LSAT Scores Declining For New Students And The Choice To Go To Law School

BusinessWeek reports that low test scores are not the same barrier to law school then they were previously.

The LSATs are the SATs of the law school world, and they tend to figure highly into the admissions criteria for highly ranked law schools.  Just ask the US News and World Report annual rankings.  And the scores for new law school students are going down.

“…since 2010, 95 percent of the 196 U.S. law schools at least partially accredited by the American Bar Association for which the NCBE had data lowered their standards for students near the bottom of the pack.”

Is it just the lower tiered schools?  Nope.

“In fact, 20 of the 22 U.S. News top-20 schools—there was a three-way tie for 20th place—were enrolling students with lower test scores.
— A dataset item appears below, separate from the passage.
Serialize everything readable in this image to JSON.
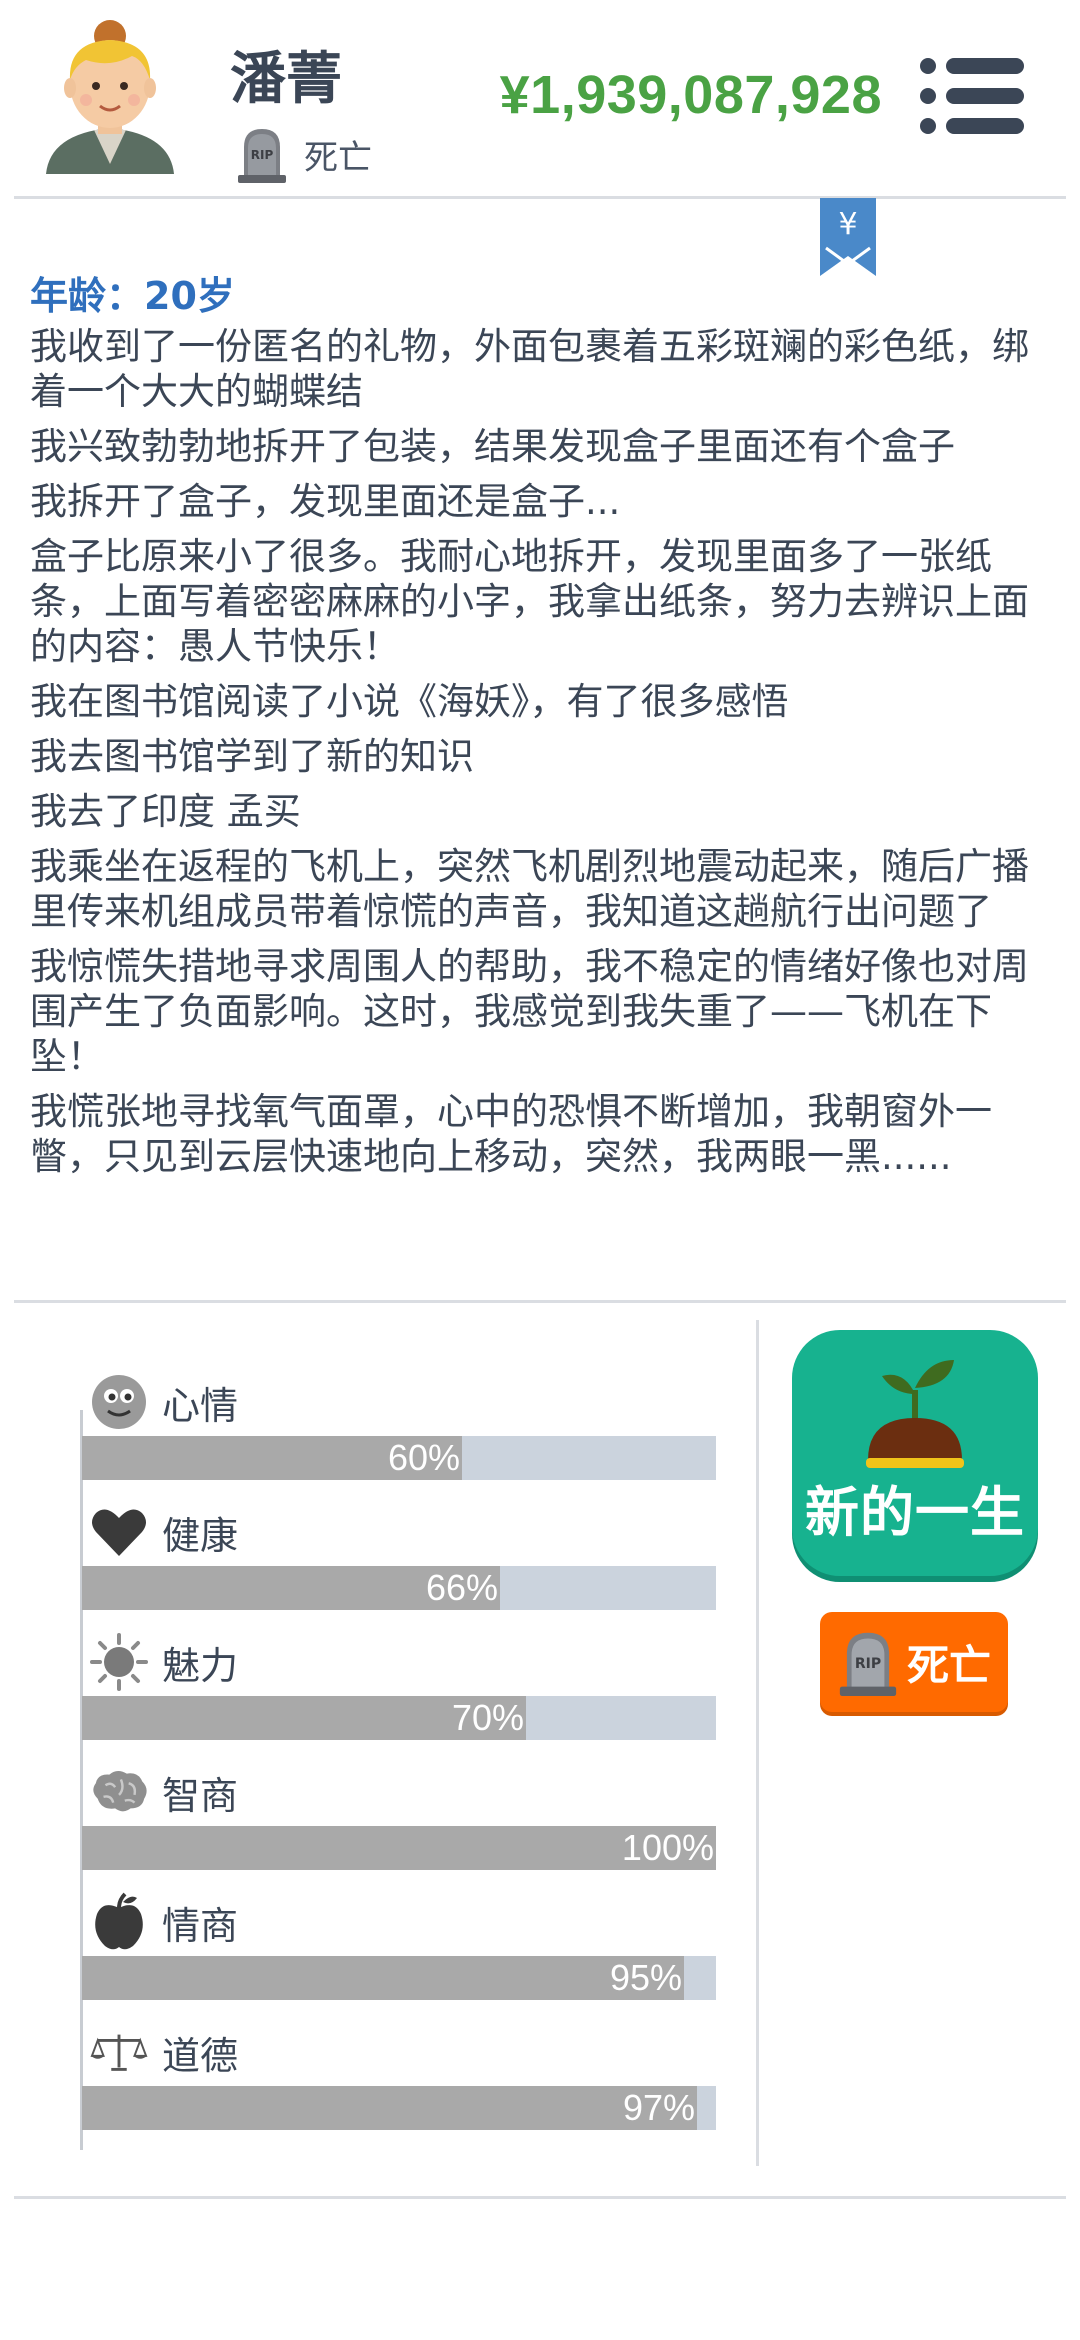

Across all schools, LSAT scores for the 25th percentile dropped an average of three points.”

It isn’t too surprising considering that law school application rates have been declining.  As job prospects face across-the-board declines, people normally attracted to other things will try their hand at law school.  It does seem to be the default choice for people who don’t know what else to do.

BusinessWeek claims this isn’t good, but only in the context of correlation to the bar exam.

“LSAT scores matter because they tend to correlate closely with scores on one section of the bar exam, so when schools admit lower-scoring students on the former test, they risk producing more graduates who have a hard time passing the bar. “

All things being equal, yes, but bar exams also tend to weighed and curved.

However, there is another reason.  If the LSAT does its job and judges aptitude for the study and practice of law (a dubious proposition, but whatever), then more people are going to law school who should be doing other things regardless of what this means on yet another test.  Plus, the bar exam can be taken multiple times, so flunking out once does not kill your budding legal career.

The fact is that the practice of law can be rewarding, but it can also be hard work, long hours and very stressful.

Few people engaged in it tend to be happy.  Furthermore, people going as a fallback career are entering into some of the worst job markets for new graduates.  There is still a glut of unemployed and underemployed lawyers and hiring does not seem to have recovered.

People entering law school should think carefully about the three-year, unpleasant and expensive choice they are about to make.